Heinz Lazek

Personal information
- Nationality: Austrian German
- Born: Heinz Lazek 17 October 1911 Vienna, Austria
- Died: 26 July 1986 (aged 74)
- Weight: Light heavyweight Heavyweight

Boxing career
- Stance: Orthodox

Boxing record
- Total fights: 64
- Wins: 48
- Win by KO: 21
- Losses: 8
- Draws: 8

= Heinz Lazek =

German boxer

Heinz Lazek (17 October 1911 – 26 July 1986) was an Austrian and German professional boxer. He fought 64 times between 1932 and 1950; winning 48 (21 by knockout), losing 8 and drawing 8. During his career Lazek won the EBU title at light heavyweight and heavyweight.

==Professional career==
Lazek made his professional debut in June 1932, winning a four-round points decision against Sandor Kunstzler. He remained undefeated over the next three years. Although he fought the majority of his early bouts in his hometown of Vienna, he also travelled to Paris and Prague to compete. His undefeated streak was brought to an end in June 1935 when he lost to Adolf Witt over ten rounds.

He won the light heavyweight title in September 1935 after the champion, Merlo Preciso, was disqualified in the thirteenth round. Following two successful defences of his title, against Rienus De Boer and Emilien Ollivon, Lazek was beaten by Gustave Roth via a fifteen rounds points decision in September 1936. All four of his light heavyweight title fights took place in Vienna. Having remained undefeated over his next nine bouts, Lazek was able to challenge the EBU heavyweight champion, Arno Kölblin, in March 1938. The fight, which took place in Berlin, Koelblin's hometown, was awarded to Lazek after the champion was disqualified in the second round. Lazek returned to Vienna to successfully defend his title against Sante De Leo and Walter Neusel, both fifteen round points decisions, before a further defence in Berlin, where he beat Karel Sys over fifteen rounds. In March 1939 Lazek suffered a fifth round knockout loss against Adolf Heuser, bringing his title reign to an end.

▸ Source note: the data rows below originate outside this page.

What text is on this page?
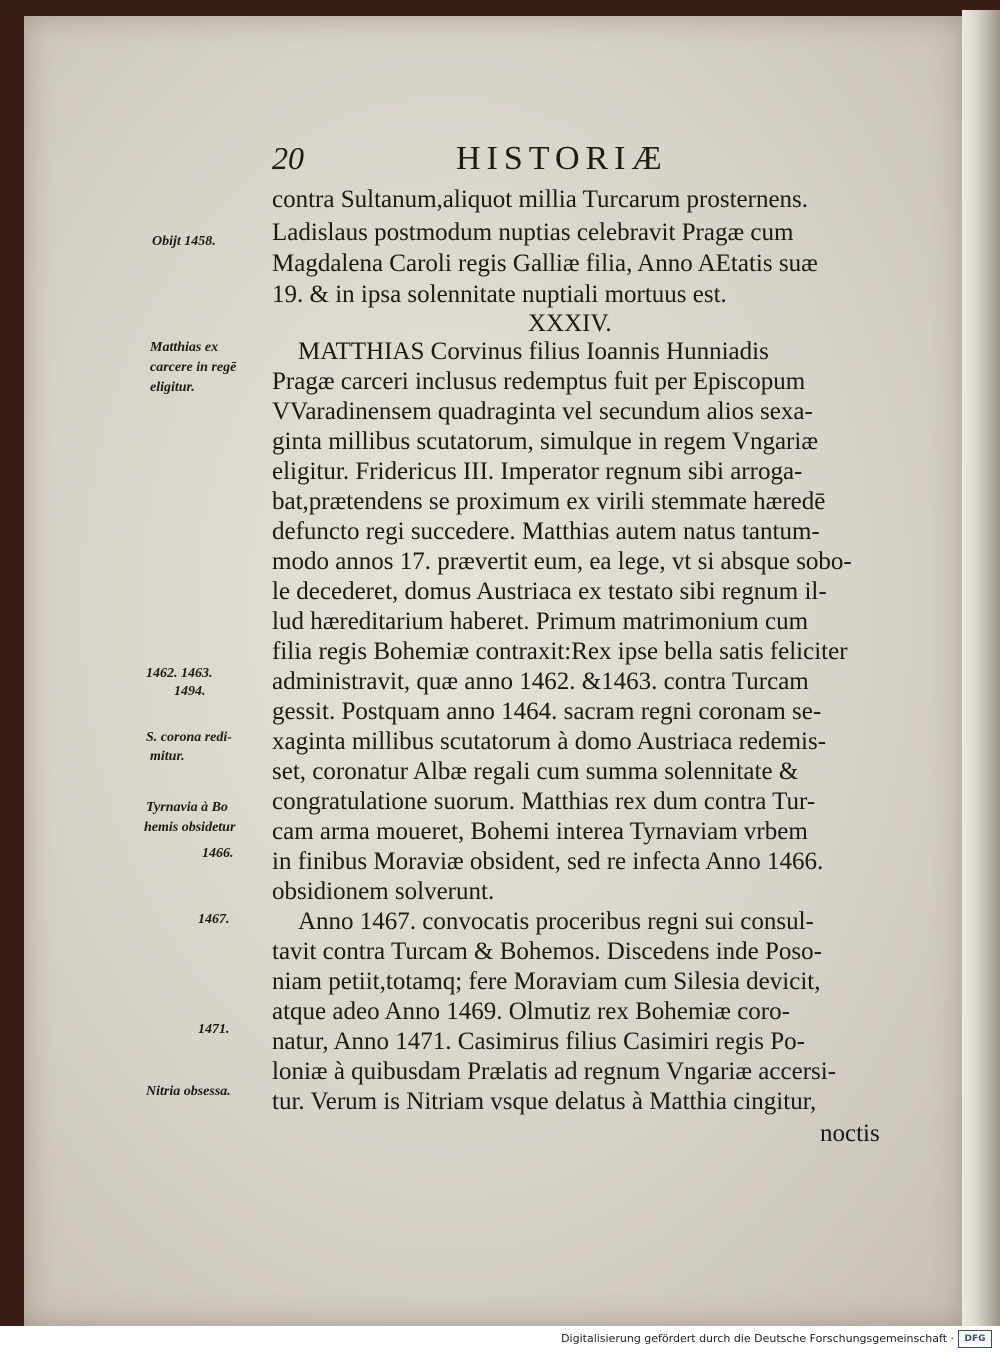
20	HISTORIÆ
contra Sultanum,aliquot millia Turcarum prosternens.
Ladislaus postmodum nuptias celebravit Pragæ cum
Magdalena Caroli regis Galliæ filia, Anno AEtatis suæ
19. & in ipsa solennitate nuptiali mortuus est.
XXXIV.
MATTHIAS Corvinus filius Ioannis Hunniadis
Pragæ carceri inclusus redemptus fuit per Episcopum
VVaradinensem quadraginta vel secundum alios sexa-
ginta millibus scutatorum, simulque in regem Vngariæ
eligitur. Fridericus III. Imperator regnum sibi arroga-
bat,prætendens se proximum ex virili stemmate hæredē
defuncto regi succedere. Matthias autem natus tantum-
modo annos 17. prævertit eum, ea lege, vt si absque sobo-
le decederet, domus Austriaca ex testato sibi regnum il-
lud hæreditarium haberet. Primum matrimonium cum
filia regis Bohemiæ contraxit:Rex ipse bella satis feliciter
administravit, quæ anno 1462. &1463. contra Turcam
gessit. Postquam anno 1464. sacram regni coronam se-
xaginta millibus scutatorum à domo Austriaca redemis-
set, coronatur Albæ regali cum summa solennitate &
congratulatione suorum. Matthias rex dum contra Tur-
cam arma moueret, Bohemi interea Tyrnaviam vrbem
in finibus Moraviæ obsident, sed re infecta Anno 1466.
obsidionem solverunt.
Anno 1467. convocatis proceribus regni sui consul-
tavit contra Turcam & Bohemos. Discedens inde Poso-
niam petiit,totamq; fere Moraviam cum Silesia devicit,
atque adeo Anno 1469. Olmutiz rex Bohemiæ coro-
natur, Anno 1471. Casimirus filius Casimiri regis Po-
loniæ à quibusdam Prælatis ad regnum Vngariæ accersi-
tur. Verum is Nitriam vsque delatus à Matthia cingitur,
noctis
Obijt 1458.
Matthias ex
carcere in regē
eligitur.
1462. 1463.
1494.
S. corona redi-
mitur.
Tyrnavia à Bo
hemis obsidetur
1466.
1467.
1471.
Nitria obsessa.
Digitalisierung gefördert durch die Deutsche Forschungsgemeinschaft ·	DFG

Although Lazek never fought for a European championship again, he won the German BDB heavyweight title in November 1940 and successfully defended it once before losing for a second time to Heuser. After a further loss to Gustav Thiess in March 1942, Lazek did not fight again until April 1947. In his first fight after an inactive period of five years he suffered a first-round knockout loss to Olle Tandberg. Lazek fought for a final time in September 1950, losing via a second round technical knockout to Jo Weidin.